J’ai réfléchi à tout ça pendant deux ou trois jours, et puis j’ai estimé que j’allais voir s’il y avait quelque chose là-dedans. J’ai pris une vieille lampe en étain et un anneau en fer, et je suis allé dans les bois et j’ai frotté et frotté jusqu’à suer comme un Indien, en calculant de construire un palais et de le vendre ; mais ça a servi à rien, aucun des génies n’est venu. Alors j’ai jugé que tout ce truc était seulement encore un des mensonges de Tom Sawyer. J’ai estimé qu’il croyait aux A-rabes et aux éléphants, mais quant à moi je pense différemment. Ça avait toutes les marques d’une école du dimanche.
Bon, trois ou quatre mois ont filé, et on était bien avancés dans l’hiver maintenant. J’avais été à l’école presque tout le temps et je savais épeler, lire et écrire juste un peu, et je pouvais réciter la table de multiplication jusqu’à six fois sept font trente-cinq, et j’estime que j’arriverais jamais plus loin que ça même si je vivais pour toujours. De toute façon, je fais pas grand cas des mathématiques.
Au début je détestais l’école, mais petit à petit j’en suis venu à pouvoir la supporter. Chaque fois que j’étais inhabituellement fatigué, je faisais l’école buissonnière, et la raclée que je recevais le lendemain me faisait du bien et me remontait le moral. Donc plus j’allais à l’école, plus ça devenait facile. Je m’habituais aussi un peu aux manières de la veuve, et elles m’agaçaient plus autant. Vivre dans une maison et dormir dans un lit, ça me tirait pas mal au début, mais avant le froid je me glissais dehors pour dormir dans les bois de temps en temps, et ça me reposait. J’aimais mieux les vieilles manières, mais je commençais à aimer les nouvelles aussi, un petit peu. La veuve disait que je progressais lentement mais sûrement, et que je me débrouillais de façon très satisfaisante. Elle disait qu’elle avait pas honte de moi.

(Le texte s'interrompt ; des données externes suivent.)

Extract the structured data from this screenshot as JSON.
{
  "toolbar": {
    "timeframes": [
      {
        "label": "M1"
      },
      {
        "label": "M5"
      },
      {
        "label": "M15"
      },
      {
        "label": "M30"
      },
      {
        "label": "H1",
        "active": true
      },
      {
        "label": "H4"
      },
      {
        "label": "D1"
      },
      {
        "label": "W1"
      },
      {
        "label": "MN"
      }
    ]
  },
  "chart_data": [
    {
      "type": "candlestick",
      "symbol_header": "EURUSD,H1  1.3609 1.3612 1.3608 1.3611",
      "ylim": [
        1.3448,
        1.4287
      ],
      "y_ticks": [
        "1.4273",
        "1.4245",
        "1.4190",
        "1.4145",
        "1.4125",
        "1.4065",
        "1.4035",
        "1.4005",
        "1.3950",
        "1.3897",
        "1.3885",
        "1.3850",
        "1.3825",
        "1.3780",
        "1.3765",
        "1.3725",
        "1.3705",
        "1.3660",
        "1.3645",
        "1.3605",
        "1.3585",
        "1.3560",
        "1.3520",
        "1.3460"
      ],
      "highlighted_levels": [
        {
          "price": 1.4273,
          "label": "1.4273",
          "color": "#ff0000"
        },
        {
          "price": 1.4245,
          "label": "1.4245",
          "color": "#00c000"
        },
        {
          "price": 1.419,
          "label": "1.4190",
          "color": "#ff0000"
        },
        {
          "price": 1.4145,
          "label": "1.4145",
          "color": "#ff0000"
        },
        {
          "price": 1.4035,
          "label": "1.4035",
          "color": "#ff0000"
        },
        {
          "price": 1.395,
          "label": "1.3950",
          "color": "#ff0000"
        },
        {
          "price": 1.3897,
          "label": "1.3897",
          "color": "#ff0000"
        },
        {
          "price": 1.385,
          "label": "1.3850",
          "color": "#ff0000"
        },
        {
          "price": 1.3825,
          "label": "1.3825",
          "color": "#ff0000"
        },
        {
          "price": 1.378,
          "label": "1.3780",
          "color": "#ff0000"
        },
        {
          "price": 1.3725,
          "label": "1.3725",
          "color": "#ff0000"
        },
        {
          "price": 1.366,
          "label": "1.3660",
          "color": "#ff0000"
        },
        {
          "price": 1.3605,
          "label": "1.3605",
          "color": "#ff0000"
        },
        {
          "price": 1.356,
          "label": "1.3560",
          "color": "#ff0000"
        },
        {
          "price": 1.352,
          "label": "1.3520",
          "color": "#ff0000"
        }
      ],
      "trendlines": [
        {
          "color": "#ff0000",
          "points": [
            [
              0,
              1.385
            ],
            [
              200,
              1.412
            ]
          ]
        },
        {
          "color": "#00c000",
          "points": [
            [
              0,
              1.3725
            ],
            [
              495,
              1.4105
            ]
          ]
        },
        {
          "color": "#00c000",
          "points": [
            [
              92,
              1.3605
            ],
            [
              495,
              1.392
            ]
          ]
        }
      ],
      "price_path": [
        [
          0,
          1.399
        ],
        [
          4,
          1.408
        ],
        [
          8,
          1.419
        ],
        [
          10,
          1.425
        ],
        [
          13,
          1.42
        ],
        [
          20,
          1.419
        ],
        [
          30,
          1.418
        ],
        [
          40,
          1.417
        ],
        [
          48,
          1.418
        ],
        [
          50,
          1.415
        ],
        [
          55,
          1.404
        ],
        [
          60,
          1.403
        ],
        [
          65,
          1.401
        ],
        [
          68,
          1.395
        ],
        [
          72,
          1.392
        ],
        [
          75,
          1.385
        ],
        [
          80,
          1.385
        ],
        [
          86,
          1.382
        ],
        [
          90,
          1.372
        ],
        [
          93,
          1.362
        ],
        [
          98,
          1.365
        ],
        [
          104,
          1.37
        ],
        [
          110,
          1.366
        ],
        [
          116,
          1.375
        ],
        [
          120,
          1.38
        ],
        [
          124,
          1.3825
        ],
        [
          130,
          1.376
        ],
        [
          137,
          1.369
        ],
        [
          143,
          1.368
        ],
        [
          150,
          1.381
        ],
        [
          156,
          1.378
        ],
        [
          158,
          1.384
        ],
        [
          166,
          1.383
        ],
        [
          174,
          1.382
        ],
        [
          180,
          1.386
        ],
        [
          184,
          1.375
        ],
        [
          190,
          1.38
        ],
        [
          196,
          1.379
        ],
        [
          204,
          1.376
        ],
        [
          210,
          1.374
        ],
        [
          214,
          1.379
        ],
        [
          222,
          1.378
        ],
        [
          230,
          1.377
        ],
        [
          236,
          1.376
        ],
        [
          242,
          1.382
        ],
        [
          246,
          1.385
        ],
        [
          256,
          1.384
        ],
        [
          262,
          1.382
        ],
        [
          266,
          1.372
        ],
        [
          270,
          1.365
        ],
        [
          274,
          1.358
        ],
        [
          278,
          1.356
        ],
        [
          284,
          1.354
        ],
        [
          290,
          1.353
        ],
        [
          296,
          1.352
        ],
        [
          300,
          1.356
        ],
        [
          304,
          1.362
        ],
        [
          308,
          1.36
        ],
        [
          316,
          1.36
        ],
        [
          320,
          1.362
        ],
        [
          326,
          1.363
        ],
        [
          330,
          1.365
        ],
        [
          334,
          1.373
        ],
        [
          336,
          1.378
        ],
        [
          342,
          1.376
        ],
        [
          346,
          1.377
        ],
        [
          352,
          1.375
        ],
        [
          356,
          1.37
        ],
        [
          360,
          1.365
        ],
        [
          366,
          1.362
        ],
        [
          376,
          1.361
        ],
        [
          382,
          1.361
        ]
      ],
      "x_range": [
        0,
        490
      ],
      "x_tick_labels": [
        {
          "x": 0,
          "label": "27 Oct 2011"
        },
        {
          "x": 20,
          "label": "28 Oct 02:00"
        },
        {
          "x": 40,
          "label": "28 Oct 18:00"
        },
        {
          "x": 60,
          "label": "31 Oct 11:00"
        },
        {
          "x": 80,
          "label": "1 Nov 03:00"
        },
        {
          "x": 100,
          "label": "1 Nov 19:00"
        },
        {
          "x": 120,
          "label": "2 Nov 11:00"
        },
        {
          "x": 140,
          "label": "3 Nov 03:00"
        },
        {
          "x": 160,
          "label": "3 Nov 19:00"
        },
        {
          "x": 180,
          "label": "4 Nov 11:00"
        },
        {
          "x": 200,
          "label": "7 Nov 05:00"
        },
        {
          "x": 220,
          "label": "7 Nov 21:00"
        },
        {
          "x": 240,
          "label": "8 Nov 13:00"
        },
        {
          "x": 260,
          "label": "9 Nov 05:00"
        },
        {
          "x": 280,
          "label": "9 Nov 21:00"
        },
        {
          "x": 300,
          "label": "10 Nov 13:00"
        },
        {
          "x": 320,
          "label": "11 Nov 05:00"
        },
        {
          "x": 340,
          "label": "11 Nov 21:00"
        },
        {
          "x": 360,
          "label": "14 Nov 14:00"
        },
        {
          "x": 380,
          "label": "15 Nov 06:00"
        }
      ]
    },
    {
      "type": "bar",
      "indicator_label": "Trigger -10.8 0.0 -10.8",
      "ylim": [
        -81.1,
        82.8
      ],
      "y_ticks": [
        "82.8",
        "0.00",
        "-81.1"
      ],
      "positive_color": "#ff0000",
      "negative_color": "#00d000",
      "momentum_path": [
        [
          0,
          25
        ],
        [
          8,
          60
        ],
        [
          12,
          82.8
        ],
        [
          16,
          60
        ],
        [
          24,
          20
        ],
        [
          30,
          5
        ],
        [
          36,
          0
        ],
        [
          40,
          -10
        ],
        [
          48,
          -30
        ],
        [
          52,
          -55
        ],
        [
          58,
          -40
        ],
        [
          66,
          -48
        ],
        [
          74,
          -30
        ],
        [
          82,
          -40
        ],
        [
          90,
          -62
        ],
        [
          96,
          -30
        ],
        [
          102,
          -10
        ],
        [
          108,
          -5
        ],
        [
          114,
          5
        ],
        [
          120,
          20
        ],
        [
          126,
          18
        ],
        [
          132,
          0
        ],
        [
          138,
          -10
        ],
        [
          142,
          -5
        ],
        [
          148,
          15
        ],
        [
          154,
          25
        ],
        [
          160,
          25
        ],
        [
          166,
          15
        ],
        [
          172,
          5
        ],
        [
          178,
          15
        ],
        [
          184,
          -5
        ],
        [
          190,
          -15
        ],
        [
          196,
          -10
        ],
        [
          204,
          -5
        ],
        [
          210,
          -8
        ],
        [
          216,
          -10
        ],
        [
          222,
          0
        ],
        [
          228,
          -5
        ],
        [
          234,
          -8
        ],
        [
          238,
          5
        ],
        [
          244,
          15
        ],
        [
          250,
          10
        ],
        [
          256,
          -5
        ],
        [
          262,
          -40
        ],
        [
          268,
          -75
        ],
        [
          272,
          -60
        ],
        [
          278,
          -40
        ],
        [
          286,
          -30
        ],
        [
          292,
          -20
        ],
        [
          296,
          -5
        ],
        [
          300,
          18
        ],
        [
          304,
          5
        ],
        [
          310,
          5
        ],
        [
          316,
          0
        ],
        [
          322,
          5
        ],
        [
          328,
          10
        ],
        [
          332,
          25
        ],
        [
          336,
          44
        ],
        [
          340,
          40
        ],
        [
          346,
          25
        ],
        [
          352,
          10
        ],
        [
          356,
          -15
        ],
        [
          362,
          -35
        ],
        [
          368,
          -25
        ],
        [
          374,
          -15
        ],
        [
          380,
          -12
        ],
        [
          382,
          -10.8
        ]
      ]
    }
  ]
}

Un matin, il m’est arrivé de renverser la salière au petit déjeuner. J’ai tendu la main aussi vite que j’ai pu pour en jeter par-dessus mon épaule gauche et éloigner le malheur, mais Miss Watson a été plus rapide que moi et m’a barré la route. Elle dit : « Enlève tes mains, Huckleberry ; quel gâchis tu fais toujours ! » La veuve a glissé un bon mot pour moi, mais ça allait pas empêcher le malheur, je le savais assez bien. Je suis sorti après le déjeuner, inquiet et tremblant, en me demandant où ça allait me tomber dessus, et ce que ça allait être. Il y a des moyens d’empêcher certaines sortes de malheurs, mais celui-là n’était pas de ceux-là ; alors j’ai même pas essayé de faire quoi que ce soit, j’ai juste traîné ma carcasse, le moral en berne et sur le qui-vive.
Je suis descendu vers le jardin de devant et j’ai grimpé par-dessus l’échalier là où on passe la haute clôture de planches. Il y avait un pouce de neige fraîche au sol, et j’ai vu les traces de quelqu’un. Elles venaient de la carrière et avaient tourné autour de l’échalier un moment, puis avaient continué autour de la clôture du jardin. C’était drôle qu’ils soient pas entrés, après avoir tourné autour comme ça. J’arrivais pas à comprendre. C’était très curieux, quelque part. J’allais suivre la piste, mais je me suis baissé pour regarder les empreintes d’abord. J’ai rien remarqué au début, mais ensuite si. Il y avait une croix dans le talon de la botte gauche faite avec de gros clous, pour éloigner le diable.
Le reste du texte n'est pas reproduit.